4.3 Welke gegevens over grenspendel zijn er al beschikbaar en waar komen deze gegevens vandaan? Momenteel worden verschillende cijfers uit verschillende bronnen gebruikt om de grenspendel te meten. Binnen subsidiegebieden (EURES, INTERREG) worden de Euregio’s namelijk aangespoord om grenspendel te meten. In het recente verleden werd hiervoor ten dele informatie van het CBS gebruikt. Het CBS is echter gestopt met het leveren van informatie, waardoor de Euregio’s nu nog meer afhankelijk zijn van andere bronnen. Dit levert problemen op omdat niet bekend is wie wat verzamelt. Er moeten soms verschillende bronnen gecombineerd worden. De Euregio’s hebben dan te kampen met definitieverschillen aan weerszijden van de grens.
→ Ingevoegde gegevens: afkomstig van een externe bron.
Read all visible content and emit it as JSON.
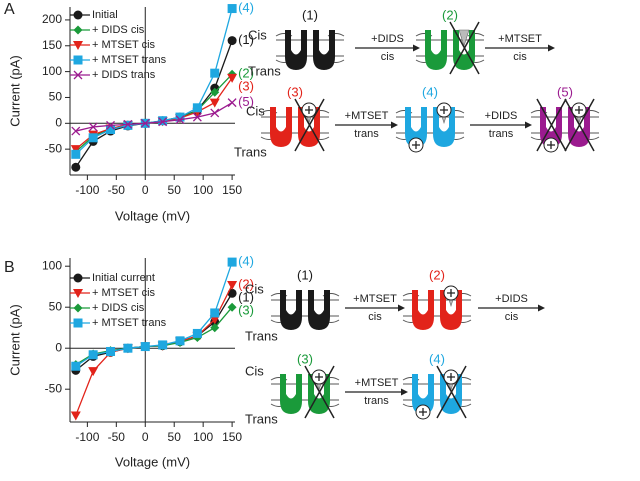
{
  "panel_labels": [
    "A",
    "B"
  ],
  "chart_data": [
    {
      "type": "line",
      "xlabel": "Voltage (mV)",
      "ylabel": "Current (pA)",
      "x": [
        -120,
        -90,
        -60,
        -30,
        0,
        30,
        60,
        90,
        120,
        150
      ],
      "xlim": [
        -130,
        155
      ],
      "xticks": [
        -100,
        -50,
        0,
        50,
        100,
        150
      ],
      "ylim": [
        -100,
        225
      ],
      "yticks": [
        -50,
        0,
        50,
        100,
        150,
        200
      ],
      "series": [
        {
          "name": "Initial",
          "label": "(1)",
          "color": "#1a1a1a",
          "marker": "circle",
          "values": [
            -85,
            -35,
            -15,
            -5,
            0,
            5,
            12,
            25,
            68,
            160
          ]
        },
        {
          "name": "+ DIDS cis",
          "label": "(2)",
          "color": "#1a9a3a",
          "marker": "diamond",
          "values": [
            -55,
            -25,
            -10,
            -3,
            0,
            4,
            10,
            25,
            60,
            95
          ]
        },
        {
          "name": "+ MTSET cis",
          "label": "(3)",
          "color": "#e2231a",
          "marker": "triangle-down",
          "values": [
            -50,
            -22,
            -10,
            -3,
            0,
            4,
            10,
            22,
            40,
            88
          ]
        },
        {
          "name": "+ MTSET trans",
          "label": "(4)",
          "color": "#1ea7e0",
          "marker": "square",
          "values": [
            -60,
            -28,
            -12,
            -4,
            0,
            5,
            12,
            30,
            97,
            222
          ]
        },
        {
          "name": "+ DIDS trans",
          "label": "(5)",
          "color": "#9b1b8f",
          "marker": "x",
          "values": [
            -15,
            -7,
            -4,
            -2,
            0,
            3,
            7,
            12,
            20,
            40
          ]
        }
      ]
    },
    {
      "type": "line",
      "xlabel": "Voltage (mV)",
      "ylabel": "Current (pA)",
      "x": [
        -120,
        -90,
        -60,
        -30,
        0,
        30,
        60,
        90,
        120,
        150
      ],
      "xlim": [
        -130,
        155
      ],
      "xticks": [
        -100,
        -50,
        0,
        50,
        100,
        150
      ],
      "ylim": [
        -90,
        110
      ],
      "yticks": [
        -50,
        0,
        50,
        100
      ],
      "series": [
        {
          "name": "Initial current",
          "label": "(1)",
          "color": "#1a1a1a",
          "marker": "circle",
          "values": [
            -27,
            -10,
            -5,
            0,
            2,
            3,
            8,
            15,
            32,
            67
          ]
        },
        {
          "name": "+ MTSET cis",
          "label": "(2)",
          "color": "#e2231a",
          "marker": "triangle-down",
          "values": [
            -82,
            -28,
            -5,
            0,
            2,
            3,
            8,
            15,
            35,
            77
          ]
        },
        {
          "name": "+ DIDS cis",
          "label": "(3)",
          "color": "#1a9a3a",
          "marker": "diamond",
          "values": [
            -20,
            -7,
            -3,
            0,
            2,
            3,
            7,
            13,
            25,
            50
          ]
        },
        {
          "name": "+ MTSET trans",
          "label": "(4)",
          "color": "#1ea7e0",
          "marker": "square",
          "values": [
            -22,
            -8,
            -4,
            0,
            2,
            4,
            9,
            18,
            43,
            105
          ]
        }
      ]
    }
  ],
  "diagrams": [
    {
      "rows": [
        {
          "side_labels": [
            "Cis",
            "Trans"
          ],
          "states": [
            "(1)",
            "(2)"
          ],
          "arrows": [
            [
              "+DIDS",
              "cis"
            ],
            [
              "+MTSET",
              "cis"
            ]
          ]
        },
        {
          "side_labels": [
            "Cis",
            "Trans"
          ],
          "states": [
            "(3)",
            "(4)",
            "(5)"
          ],
          "arrows": [
            [
              "+MTSET",
              "trans"
            ],
            [
              "+DIDS",
              "trans"
            ]
          ]
        }
      ]
    },
    {
      "rows": [
        {
          "side_labels": [
            "Cis",
            "Trans"
          ],
          "states": [
            "(1)",
            "(2)"
          ],
          "arrows": [
            [
              "+MTSET",
              "cis"
            ],
            [
              "+DIDS",
              "cis"
            ]
          ]
        },
        {
          "side_labels": [
            "Cis",
            "Trans"
          ],
          "states": [
            "(3)",
            "(4)"
          ],
          "arrows": [
            [
              "+MTSET",
              "trans"
            ]
          ]
        }
      ]
    }
  ]
}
Sommige Euregio’s houden zelf bij hoeveel grenspendelaars er zijn door middel van een soort ‘klantenbestand’. Maar dit geeft een onvolledig beeld omdat dit alleen de mensen betreft die zich voor een individueel advies hebben gemeld. Verder zijn er voornamelijk Duitse bronnen zoals de Deutsche Rentenversicherung, de Bundesagentur für Arbeit, de Finanzämter, de Krankenkassen en het statistiekbureau van NRW. Geen enkele regio maakt voor zover bekend gebruik van Nederlandse gegevens. Waarschijnlijk omdat deze niet direct eenvoudig voorhanden zijn.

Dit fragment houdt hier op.